Pesquisa em IA
Anthropic diz que Claude elevou para 67,2% um limite inferior dos zeros zeta de Riemann
Um Claude de pesquisa não resolveu a hipótese de Riemann, mas produziu resultado formalmente verificável sobre a parcela conhecida de zeros zeta na linha crítica.
A Anthropic diz que uma versão inédita de pesquisa do Claude melhorou um antigo limite da teoria analítica dos números, elevando de 41,6% para 67,2% a proporção conhecida de zeros da função zeta de Riemann na linha crítica. O resultado veio após um funcionário pedir uma tentativa séria da hipótese de Riemann. Claude não resolveu o famoso problema aberto, e a empresa diz que as técnicas não devem produzir tal prova.
A hipótese de 1859 trata da posição dos zeros não triviais da zeta e tem ligação estreita com a distribuição dos primos. Ela afirma que todos estão numa linha vertical específica do plano complexo. Não foi provada nem refutada, mas uma proporção mínima na linha foi estabelecida. Antes do resultado descrito, o limite publicado era 41,6%.

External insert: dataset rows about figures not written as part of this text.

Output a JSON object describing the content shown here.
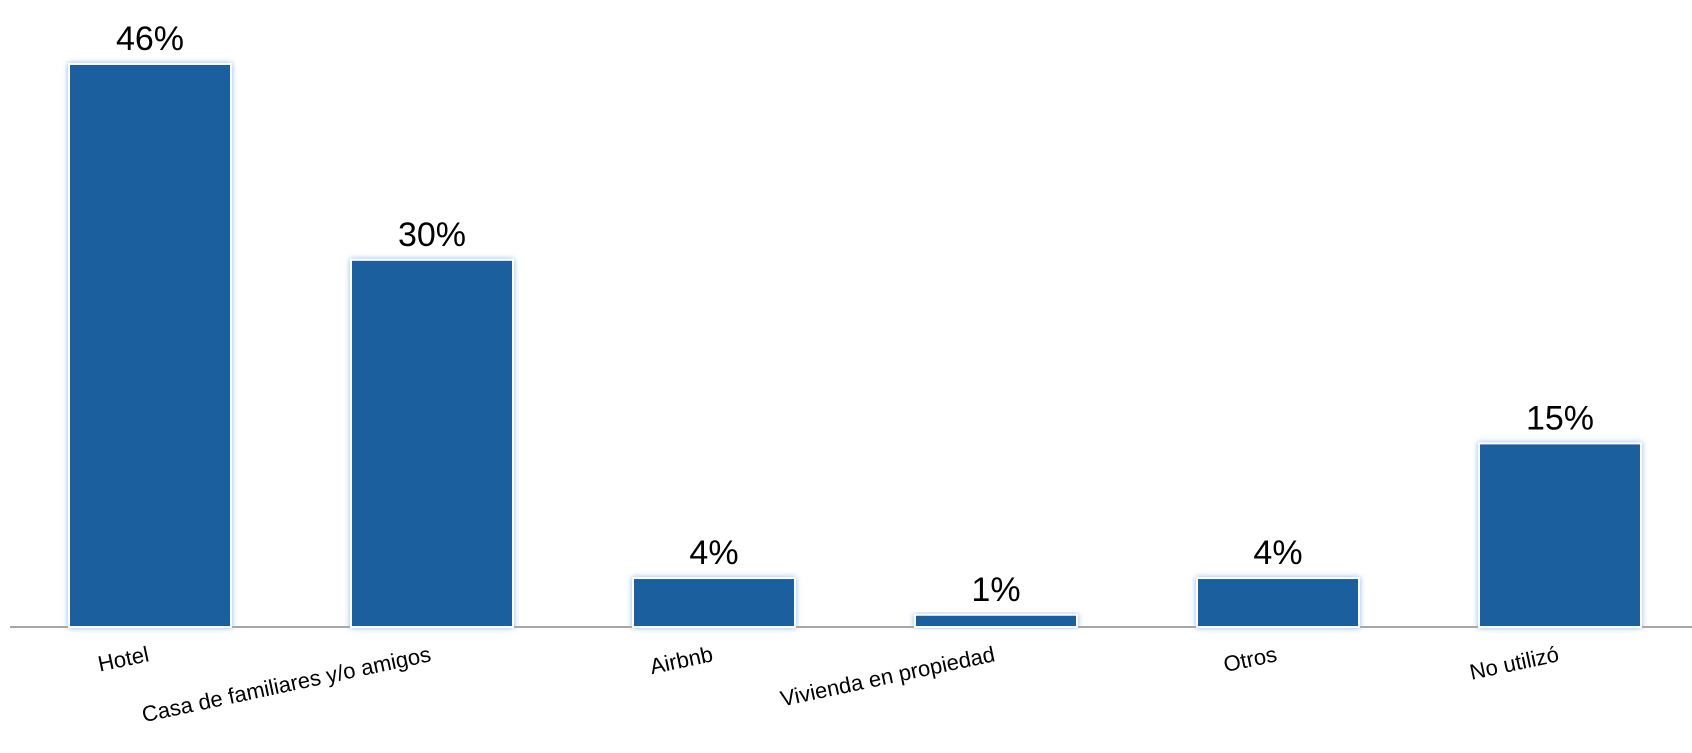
{
  "chart_data": {
    "type": "bar",
    "categories": [
      "Hotel",
      "Casa de familiares y/o amigos",
      "Airbnb",
      "Vivienda en propiedad",
      "Otros",
      "No utilizó"
    ],
    "values": [
      46,
      30,
      4,
      1,
      4,
      15
    ],
    "value_labels": [
      "46%",
      "30%",
      "4%",
      "1%",
      "4%",
      "15%"
    ],
    "color": "#1f5f9e"
  }
}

Claude usou décadas de matemática existente. A Anthropic diz que combinou trabalhos recentes de Siegfred Alan Baluyot, Daniel Goldston, Ade Irma Suriajaya e Caroline Turnage-Butterbaugh com artigo de Enrico Bombieri de 2000. Utilizou uma forma quadrática induzida por André Weil e subespaços definidos positivos e negativos ligados a zeros dentro e fora da linha, derivando desigualdade de posto de informações de primeiro e segundo momentos.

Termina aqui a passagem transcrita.